A tale of revenge and redemption, The Angel of Montague Street has the same vivid characters, razor-sharp detail, and dead-on dialogue that made Norman Green's debut novel, Shooting Dr. Jack, an unforgettable snapshot of life on the streets of Brooklyn. With its perceptive, poignant heart and gripping plot, this is literary suspense at its best.
PUBLISHERS WEEKLY
As a fresh face in the hard-boiled crime fiction sweepstakes, Green (Shooting Dr. Jack) is carving out a niche for himself with his piercing portraits of men trapped by their tainted pasts. Green's new hero, Silvano Iurata, is a Vietnam vet and a Buddhist who has returned to his native Brooklyn. He knows that he should not have come back home, since his mob-connected family has it in for him, but he has to find his brother, Noonie, who has mysteriously disappeared. He haunts the seedy hotels, dark alleys, dives and flophouses of the borough, drifting from one false lead to the next, deciphering double-crosses and dodging bullets, fists and romance. His relatives hold a number of grudges, both real and imagined, against him. Uncle Angelo, a genuine mobster out of central casting, believes Silvano is untrustworthy and spills family secrets. Little Dom, Silvano's cousin, wants him dead for a series of slights going back to their teen years.
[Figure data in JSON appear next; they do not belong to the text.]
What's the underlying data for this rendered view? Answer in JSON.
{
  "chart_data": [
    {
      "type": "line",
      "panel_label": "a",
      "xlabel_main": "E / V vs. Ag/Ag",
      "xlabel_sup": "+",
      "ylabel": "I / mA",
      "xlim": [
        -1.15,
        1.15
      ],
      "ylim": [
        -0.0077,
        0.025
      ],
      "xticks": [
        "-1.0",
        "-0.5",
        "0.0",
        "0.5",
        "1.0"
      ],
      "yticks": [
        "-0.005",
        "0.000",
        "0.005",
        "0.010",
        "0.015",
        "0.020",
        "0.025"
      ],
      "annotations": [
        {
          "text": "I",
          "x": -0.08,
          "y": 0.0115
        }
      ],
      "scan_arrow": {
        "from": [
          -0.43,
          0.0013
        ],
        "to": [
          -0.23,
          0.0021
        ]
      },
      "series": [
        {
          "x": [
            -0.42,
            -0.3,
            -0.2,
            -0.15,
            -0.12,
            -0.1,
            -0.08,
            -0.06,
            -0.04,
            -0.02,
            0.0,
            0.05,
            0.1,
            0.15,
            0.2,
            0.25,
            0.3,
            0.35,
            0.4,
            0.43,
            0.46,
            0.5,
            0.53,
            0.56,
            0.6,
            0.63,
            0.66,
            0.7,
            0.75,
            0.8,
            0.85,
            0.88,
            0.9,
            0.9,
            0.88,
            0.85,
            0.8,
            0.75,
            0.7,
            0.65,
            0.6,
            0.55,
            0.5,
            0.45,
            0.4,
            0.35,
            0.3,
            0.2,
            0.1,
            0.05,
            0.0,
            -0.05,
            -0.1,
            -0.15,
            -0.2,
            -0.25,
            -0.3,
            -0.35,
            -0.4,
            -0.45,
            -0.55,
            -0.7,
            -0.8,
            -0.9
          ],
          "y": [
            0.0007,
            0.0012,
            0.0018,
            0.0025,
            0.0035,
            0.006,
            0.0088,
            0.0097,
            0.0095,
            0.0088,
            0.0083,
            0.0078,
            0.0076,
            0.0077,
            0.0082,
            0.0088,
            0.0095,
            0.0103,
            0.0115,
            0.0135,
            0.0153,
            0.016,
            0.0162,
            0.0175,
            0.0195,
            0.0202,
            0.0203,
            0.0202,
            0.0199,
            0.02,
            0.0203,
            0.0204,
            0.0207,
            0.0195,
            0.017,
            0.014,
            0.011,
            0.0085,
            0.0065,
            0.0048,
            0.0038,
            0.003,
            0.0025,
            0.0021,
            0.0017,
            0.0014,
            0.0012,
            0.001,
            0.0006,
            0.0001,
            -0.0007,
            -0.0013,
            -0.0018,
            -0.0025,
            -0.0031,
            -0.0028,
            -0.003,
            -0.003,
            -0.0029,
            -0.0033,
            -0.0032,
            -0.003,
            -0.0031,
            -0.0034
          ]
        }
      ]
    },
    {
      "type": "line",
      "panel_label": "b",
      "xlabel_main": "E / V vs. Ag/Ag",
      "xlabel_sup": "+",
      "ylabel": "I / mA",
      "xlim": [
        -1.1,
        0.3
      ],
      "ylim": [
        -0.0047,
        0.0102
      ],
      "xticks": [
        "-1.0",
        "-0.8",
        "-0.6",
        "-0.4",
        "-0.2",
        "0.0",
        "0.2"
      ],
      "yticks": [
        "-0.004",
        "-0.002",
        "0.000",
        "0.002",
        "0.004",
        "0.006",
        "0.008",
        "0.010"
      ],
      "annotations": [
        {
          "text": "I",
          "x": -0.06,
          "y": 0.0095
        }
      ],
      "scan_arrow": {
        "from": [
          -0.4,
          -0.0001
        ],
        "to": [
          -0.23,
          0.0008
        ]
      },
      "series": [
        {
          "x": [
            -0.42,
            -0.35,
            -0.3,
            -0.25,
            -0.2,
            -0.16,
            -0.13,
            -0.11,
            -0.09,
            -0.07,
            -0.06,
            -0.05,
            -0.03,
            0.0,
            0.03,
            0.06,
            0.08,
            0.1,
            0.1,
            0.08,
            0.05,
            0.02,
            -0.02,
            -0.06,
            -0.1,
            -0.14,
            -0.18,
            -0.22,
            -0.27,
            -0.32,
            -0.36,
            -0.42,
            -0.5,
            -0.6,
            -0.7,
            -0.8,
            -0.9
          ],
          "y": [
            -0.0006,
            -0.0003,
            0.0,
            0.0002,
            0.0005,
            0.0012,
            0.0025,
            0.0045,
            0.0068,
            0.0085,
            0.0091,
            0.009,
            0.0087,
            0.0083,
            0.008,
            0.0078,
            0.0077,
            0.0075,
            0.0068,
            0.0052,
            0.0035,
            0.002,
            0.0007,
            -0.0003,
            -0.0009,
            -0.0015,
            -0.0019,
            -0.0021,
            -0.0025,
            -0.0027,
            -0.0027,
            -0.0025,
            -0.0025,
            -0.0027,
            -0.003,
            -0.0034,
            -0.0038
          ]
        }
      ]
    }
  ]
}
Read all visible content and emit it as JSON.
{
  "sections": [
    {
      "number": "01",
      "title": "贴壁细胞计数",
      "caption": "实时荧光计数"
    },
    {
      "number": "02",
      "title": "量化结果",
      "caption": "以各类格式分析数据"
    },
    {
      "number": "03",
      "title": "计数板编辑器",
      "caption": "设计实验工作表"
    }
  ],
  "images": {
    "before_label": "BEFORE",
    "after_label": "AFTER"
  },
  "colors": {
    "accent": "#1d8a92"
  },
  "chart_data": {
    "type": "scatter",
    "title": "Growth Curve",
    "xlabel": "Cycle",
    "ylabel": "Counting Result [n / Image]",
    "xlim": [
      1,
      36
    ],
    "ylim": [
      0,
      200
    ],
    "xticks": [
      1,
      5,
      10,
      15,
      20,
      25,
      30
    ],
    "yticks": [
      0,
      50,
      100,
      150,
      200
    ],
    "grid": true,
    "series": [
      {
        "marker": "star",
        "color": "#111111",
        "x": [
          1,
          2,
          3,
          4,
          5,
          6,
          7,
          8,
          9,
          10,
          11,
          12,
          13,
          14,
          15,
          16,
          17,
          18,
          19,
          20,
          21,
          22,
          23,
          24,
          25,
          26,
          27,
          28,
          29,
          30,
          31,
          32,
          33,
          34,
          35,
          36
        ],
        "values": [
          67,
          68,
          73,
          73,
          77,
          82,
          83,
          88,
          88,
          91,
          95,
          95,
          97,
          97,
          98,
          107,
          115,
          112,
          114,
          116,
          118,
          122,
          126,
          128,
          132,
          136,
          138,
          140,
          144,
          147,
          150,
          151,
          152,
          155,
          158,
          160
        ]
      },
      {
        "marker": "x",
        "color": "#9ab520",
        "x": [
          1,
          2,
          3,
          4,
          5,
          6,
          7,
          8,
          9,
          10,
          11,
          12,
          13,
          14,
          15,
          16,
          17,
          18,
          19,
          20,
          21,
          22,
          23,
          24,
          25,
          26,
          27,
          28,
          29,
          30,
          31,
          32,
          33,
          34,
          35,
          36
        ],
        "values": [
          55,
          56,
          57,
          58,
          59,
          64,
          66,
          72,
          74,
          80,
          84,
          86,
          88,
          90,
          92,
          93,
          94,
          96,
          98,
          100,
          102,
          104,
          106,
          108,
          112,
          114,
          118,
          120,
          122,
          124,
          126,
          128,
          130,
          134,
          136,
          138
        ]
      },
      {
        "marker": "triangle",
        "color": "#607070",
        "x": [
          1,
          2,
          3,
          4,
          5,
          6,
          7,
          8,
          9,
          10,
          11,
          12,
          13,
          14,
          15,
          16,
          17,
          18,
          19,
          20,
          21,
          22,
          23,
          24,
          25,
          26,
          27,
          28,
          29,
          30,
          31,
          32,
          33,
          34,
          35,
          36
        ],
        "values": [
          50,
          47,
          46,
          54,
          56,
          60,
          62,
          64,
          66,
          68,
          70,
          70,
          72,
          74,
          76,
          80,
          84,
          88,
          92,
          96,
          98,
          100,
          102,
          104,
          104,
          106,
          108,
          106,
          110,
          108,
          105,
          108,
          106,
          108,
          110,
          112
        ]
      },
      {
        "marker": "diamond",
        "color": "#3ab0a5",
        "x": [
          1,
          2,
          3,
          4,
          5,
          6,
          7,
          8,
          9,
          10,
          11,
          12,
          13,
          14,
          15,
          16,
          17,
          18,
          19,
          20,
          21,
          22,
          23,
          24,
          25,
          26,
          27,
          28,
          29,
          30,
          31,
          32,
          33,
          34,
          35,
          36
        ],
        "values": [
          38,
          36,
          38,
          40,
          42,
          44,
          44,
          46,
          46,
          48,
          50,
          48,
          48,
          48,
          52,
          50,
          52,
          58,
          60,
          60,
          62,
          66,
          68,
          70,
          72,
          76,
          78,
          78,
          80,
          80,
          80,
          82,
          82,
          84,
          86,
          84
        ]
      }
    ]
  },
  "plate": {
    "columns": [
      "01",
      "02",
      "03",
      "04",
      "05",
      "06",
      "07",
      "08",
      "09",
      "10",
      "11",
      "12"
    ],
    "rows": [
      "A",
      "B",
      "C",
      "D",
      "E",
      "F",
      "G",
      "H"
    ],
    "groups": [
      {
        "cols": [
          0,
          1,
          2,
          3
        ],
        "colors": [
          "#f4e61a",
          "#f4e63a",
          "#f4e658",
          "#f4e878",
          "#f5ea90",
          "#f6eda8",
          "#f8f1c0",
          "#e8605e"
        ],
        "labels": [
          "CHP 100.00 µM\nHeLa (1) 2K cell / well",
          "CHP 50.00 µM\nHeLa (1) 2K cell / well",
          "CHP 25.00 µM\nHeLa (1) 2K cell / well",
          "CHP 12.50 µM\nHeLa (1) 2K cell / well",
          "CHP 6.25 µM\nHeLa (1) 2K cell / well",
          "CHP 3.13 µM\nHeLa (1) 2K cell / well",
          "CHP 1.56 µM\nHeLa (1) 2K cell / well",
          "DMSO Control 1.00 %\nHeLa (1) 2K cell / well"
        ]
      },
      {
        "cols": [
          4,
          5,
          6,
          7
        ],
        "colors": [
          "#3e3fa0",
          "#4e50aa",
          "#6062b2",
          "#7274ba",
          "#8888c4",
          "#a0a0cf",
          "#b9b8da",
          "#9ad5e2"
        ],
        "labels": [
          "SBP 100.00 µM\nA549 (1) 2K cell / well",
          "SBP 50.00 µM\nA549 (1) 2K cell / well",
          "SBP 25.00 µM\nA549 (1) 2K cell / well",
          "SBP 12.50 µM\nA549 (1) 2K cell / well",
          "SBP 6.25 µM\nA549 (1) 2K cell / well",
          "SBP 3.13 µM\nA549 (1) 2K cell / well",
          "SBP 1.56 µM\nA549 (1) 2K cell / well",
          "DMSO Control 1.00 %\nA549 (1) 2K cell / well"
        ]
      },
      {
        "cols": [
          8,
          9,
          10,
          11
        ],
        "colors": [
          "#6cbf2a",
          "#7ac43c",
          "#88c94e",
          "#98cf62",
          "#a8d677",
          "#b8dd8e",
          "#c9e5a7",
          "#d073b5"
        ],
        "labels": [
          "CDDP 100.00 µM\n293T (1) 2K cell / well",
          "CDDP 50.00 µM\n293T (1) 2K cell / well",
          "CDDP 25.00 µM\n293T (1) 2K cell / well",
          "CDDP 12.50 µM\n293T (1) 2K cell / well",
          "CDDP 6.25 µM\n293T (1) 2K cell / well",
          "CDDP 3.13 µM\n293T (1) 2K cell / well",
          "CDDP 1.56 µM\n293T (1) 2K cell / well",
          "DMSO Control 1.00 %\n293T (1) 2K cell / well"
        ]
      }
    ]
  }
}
While Green lacks the clever wordplay of Elmore Leonard or the brooding explosiveness of Joe Connelly and George Pelacanos, he gets off some hilarious bits of dialogue, sudden bursts of manic action and sharp tongue-in-cheek descriptions. The mystery of his brother's disappearance loses some of its urgency, but Silvano's journey is no less gripping. At first glance, he may seem like the usual noir hero at war with himself, but Green taps into something larger with his subtle pronouncements about family curses, bad choices, lost souls, mindless violence and redemption. This sophomore effort cements his place in the upper echelons of neo-noir. 7-city author tour.